Questions, answered
Do you charge for tokens or LLM usage?+
No. You bring your own provider keys and pay your LLM bill directly to OpenAI, Anthropic, and others. AISIX Cloud only charges the plan subscription — there is no markup on your tokens.
What counts toward my monthly request quota?+
Recorded requests — any call routed and logged through the gateway, including error responses. One streaming response counts as a single request.
What happens when I hit the limit?+
On Developer, your traffic keeps flowing past 100K — those extra requests simply aren't recorded, so they don't show up in your logs or analytics, and nothing is ever blocked. On Team, we automatically add $100 per additional 1M requests — traffic is never interrupted. Sustained usage over 5M/mo is a good point to move to Enterprise.
Can I self-host AISIX instead of using the cloud?+
Yes. AISIX is open source under Apache-2.0 — run the full gateway as a single Rust binary, free, with community support. The managed cloud adds the hosted control plane, dashboard, budgets, RBAC, and SLAs on top.
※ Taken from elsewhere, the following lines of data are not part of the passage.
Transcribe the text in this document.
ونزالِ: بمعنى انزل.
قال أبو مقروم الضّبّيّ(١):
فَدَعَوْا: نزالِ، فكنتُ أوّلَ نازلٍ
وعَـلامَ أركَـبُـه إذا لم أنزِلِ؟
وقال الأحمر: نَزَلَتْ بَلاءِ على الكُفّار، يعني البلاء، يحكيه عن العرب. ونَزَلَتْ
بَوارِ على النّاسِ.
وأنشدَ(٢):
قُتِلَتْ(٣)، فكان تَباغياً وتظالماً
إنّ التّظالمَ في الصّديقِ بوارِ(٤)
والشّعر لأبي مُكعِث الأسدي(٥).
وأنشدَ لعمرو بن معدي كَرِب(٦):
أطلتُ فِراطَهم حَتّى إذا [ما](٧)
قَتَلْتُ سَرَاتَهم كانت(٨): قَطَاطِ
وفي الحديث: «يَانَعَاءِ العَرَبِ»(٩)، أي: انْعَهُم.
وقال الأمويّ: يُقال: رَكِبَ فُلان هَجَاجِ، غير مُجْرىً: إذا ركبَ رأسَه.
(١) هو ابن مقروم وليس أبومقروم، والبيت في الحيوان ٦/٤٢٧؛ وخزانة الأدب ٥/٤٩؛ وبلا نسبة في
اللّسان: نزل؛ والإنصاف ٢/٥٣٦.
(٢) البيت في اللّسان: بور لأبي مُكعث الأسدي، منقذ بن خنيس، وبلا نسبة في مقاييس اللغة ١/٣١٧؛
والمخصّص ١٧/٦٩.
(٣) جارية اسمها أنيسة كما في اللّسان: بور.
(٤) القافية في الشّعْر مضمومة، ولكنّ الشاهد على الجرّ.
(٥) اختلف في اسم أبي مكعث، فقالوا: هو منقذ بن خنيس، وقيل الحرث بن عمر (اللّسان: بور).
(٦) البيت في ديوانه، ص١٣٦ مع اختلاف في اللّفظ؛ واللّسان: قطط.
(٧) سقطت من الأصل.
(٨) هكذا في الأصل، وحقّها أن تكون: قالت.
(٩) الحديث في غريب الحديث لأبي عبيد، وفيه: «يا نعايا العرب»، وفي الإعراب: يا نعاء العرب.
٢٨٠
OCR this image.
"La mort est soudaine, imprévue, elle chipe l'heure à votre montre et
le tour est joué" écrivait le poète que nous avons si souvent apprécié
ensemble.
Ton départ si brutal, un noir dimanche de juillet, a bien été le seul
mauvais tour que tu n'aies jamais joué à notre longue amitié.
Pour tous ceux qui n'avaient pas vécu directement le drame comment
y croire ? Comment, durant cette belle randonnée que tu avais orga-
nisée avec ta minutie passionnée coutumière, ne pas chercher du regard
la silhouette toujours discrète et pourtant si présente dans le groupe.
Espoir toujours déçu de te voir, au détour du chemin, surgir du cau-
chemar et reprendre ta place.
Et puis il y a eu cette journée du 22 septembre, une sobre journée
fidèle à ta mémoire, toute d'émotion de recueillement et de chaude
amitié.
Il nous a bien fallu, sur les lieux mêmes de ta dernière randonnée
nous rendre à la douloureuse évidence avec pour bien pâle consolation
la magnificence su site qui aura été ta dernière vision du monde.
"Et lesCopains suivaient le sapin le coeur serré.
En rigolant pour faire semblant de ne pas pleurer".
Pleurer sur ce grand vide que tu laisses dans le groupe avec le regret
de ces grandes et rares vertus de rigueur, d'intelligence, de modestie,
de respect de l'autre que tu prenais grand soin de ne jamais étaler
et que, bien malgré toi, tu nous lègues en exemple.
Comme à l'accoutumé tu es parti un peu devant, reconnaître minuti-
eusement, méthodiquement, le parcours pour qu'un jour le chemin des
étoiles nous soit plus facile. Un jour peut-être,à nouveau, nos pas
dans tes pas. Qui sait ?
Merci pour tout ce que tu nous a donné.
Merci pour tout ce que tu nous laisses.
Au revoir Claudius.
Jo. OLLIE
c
Enterprise can also run the managed stack inside your own cloud / VPC.
Which LLM providers are supported?+
More than 100 providers through one OpenAI-compatible API, including 20+ popular integrations (OpenAI, Anthropic, Gemini, DeepSeek, Groq, Mistral, Cohere, Qwen, Together, Fireworks, and more). Cloud-hosted providers — AWS Bedrock, Azure OpenAI, and GCP Vertex AI — are available on Enterprise.
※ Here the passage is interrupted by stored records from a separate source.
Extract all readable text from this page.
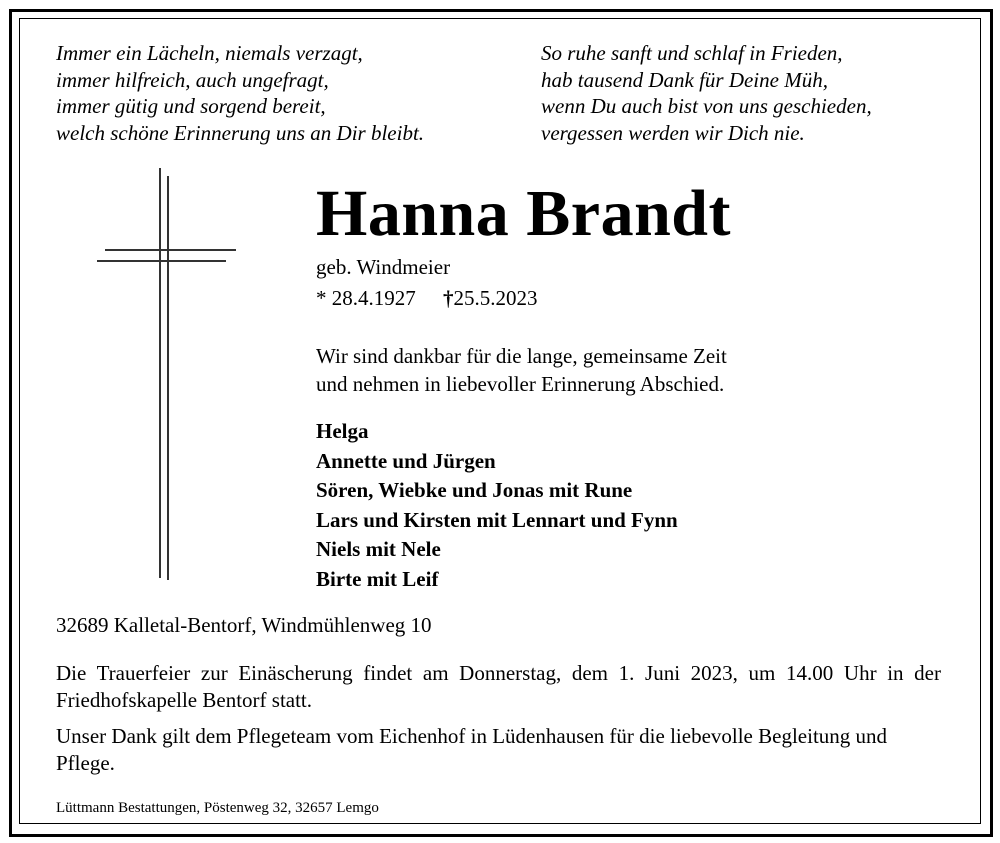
Immer ein Lächeln, niemals verzagt,
immer hilfreich, auch ungefragt,
immer gütig und sorgend bereit,
welch schöne Erinnerung uns an Dir bleibt.
So ruhe sanft und schlaf in Frieden,
hab tausend Dank für Deine Müh,
wenn Du auch bist von uns geschieden,
vergessen werden wir Dich nie.
Hanna Brandt
geb. Windmeier
* 28.4.1927 †25.5.2023
Wir sind dankbar für die lange, gemeinsame Zeit
und nehmen in liebevoller Erinnerung Abschied.
Helga
Annette und Jürgen
Sören, Wiebke und Jonas mit Rune
Lars und Kirsten mit Lennart und Fynn
Niels mit Nele
Birte mit Leif
32689 Kalletal-Bentorf, Windmühlenweg 10
Die Trauerfeier zur Einäscherung findet am Donnerstag, dem 1. Juni 2023, um 14.00 Uhr in der Friedhofskapelle Bentorf statt.
Unser Dank gilt dem Pflegeteam vom Eichenhof in Lüdenhausen für die liebevolle Begleitung und Pflege.
Lüttmann Bestattungen, Pöstenweg 32, 32657 Lemgo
How do SSO, audit logs, and compliance work?+
Organization management, SSO (SAML / OIDC), audit logs, and SOC 2 Type II / ISO 27001 / GDPR / HIPAA are part of Enterprise. Talk to sales to scope your requirements and deployment model.
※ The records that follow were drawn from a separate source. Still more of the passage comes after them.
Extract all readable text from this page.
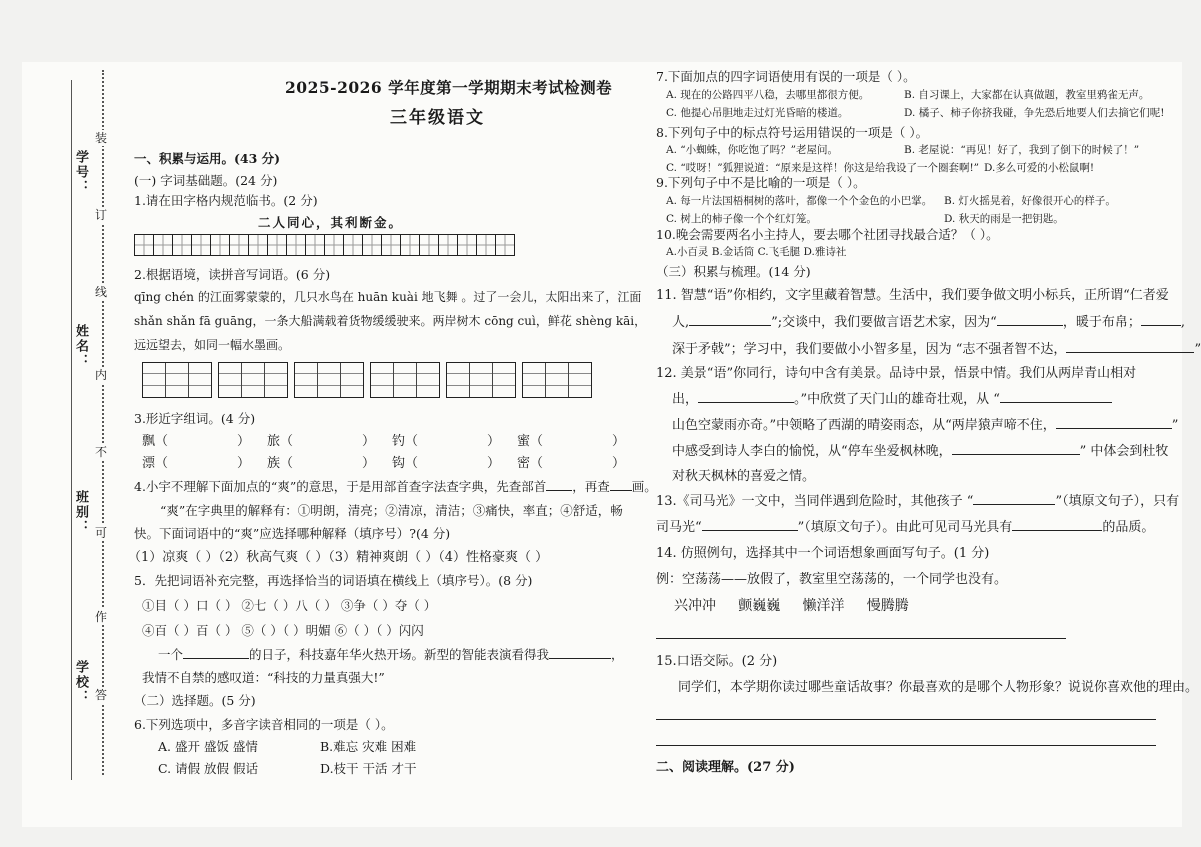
装
订
线
内
不
可
作
答
学号：
姓名：
班别：
学校：
2025-2026 学年度第一学期期末考试检测卷
三年级语文
一、积累与运用。(43 分)
(一) 字词基础题。(24 分)
1.请在田字格内规范临书。(2 分)
二人同心，其利断金。
2.根据语境，读拼音写词语。(6 分)
qīng chén 的江面雾蒙蒙的，几只水鸟在 huān kuài 地飞舞 。过了一会儿，太阳出来了，江面
shǎn shǎn fā guāng，一条大船满载着货物缓缓驶来。两岸树木 cōng cuì，鲜花 shèng kāi，
远远望去，如同一幅水墨画。
3.形近字组词。(4 分)
飘（	） 旅（	） 钓（	） 蜜（	）
漂（	） 族（	） 钩（	） 密（	）
4.小宇不理解下面加点的“爽”的意思，于是用部首查字法查字典，先查部首 ，再查 画。
“爽”在字典里的解释有：①明朗，清亮；②清凉，清洁；③痛快，率直；④舒适，畅
快。下面词语中的“爽”应选择哪种解释（填序号）?(4 分)
（1）凉爽（ ）（2）秋高气爽（ ）（3）精神爽朗（ ）（4）性格豪爽（ ）
5．先把词语补充完整，再选择恰当的词语填在横线上（填序号）。(8 分)
①目（ ）口（ ） ②七（ ）八（ ） ③争（ ）夺（ ）
④百（ ）百（ ） ⑤（ ）（ ）明媚 ⑥（ ）（ ）闪闪
一个	的日子，科技嘉年华火热开场。新型的智能表演看得我	，
我情不自禁的感叹道：“科技的力量真强大!”
（二）选择题。(5 分)
6.下列选项中，多音字读音相同的一项是（ ）。
A. 盛开 盛饭 盛情	B.难忘 灾难 困难
C. 请假 放假 假话	D.枝干 干活 才干
7.下面加点的四字词语使用有误的一项是（ ）。
A. 现在的公路四平八稳，去哪里都很方便。	B. 自习课上，大家都在认真做题，教室里鸦雀无声。
C. 他提心吊胆地走过灯光昏暗的楼道。	D. 橘子、柿子你挤我碰，争先恐后地要人们去摘它们呢!
8.下列句子中的标点符号运用错误的一项是（ ）。
A. “小蜘蛛，你吃饱了吗？”老屋问。	B. 老屋说：“再见！好了，我到了倒下的时候了！”
C. “哎呀！”狐狸说道：“原来是这样！你这是给我设了一个圈套啊!” D.多么可爱的小松鼠啊!
9.下列句子中不是比喻的一项是（ ）。
A. 每一片法国梧桐树的落叶，都像一个个金色的小巴掌。 B. 灯火摇晃着，好像很开心的样子。
C. 树上的柿子像一个个红灯笼。	D. 秋天的雨是一把钥匙。
10.晚会需要两名小主持人，要去哪个社团寻找最合适？（ ）。
A.小百灵 B.金话筒 C.飞毛腿 D.雅诗社
（三）积累与梳理。(14 分)
11. 智慧“语”你相约，文字里藏着智慧。生活中，我们要争做文明小标兵，正所谓“仁者爱
人,	”;交谈中，我们要做言语艺术家，因为“	，暖于布帛；	,
深于矛戟”；学习中，我们要做小小智多星，因为 “志不强者智不达，	”
12. 美景“语”你同行，诗句中含有美景。品诗中景，悟景中情。我们从两岸青山相对
出，	。”中欣赏了天门山的雄奇壮观，从 “
山色空蒙雨亦奇。”中领略了西湖的晴姿雨态，从“两岸猿声啼不住，	”
中感受到诗人李白的愉悦，从“停车坐爱枫林晚，	” 中体会到杜牧
对秋天枫林的喜爱之情。
13.《司马光》一文中，当同伴遇到危险时，其他孩子 “	”（填原文句子），只有
司马光“	”（填原文句子）。由此可见司马光具有	的品质。
14. 仿照例句，选择其中一个词语想象画面写句子。(1 分)
例：空荡荡——放假了，教室里空荡荡的，一个同学也没有。
兴冲冲 颤巍巍 懒洋洋 慢腾腾
15.口语交际。(2 分)
同学们，本学期你读过哪些童话故事？你最喜欢的是哪个人物形象？说说你喜欢他的理由。
二、阅读理解。(27 分)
Where is my data stored, and how are provider keys protected?+
On AISIX Cloud, provider keys are envelope-encrypted at rest and decrypted only at request time; each data plane is scoped to its own environment keyspace. On self-host, all data and keys stay entirely within your own infrastructure.
Does the gateway add latency?+
The data plane is a native Rust proxy with sub-millisecond overhead, so the gateway is negligible next to LLM inference time.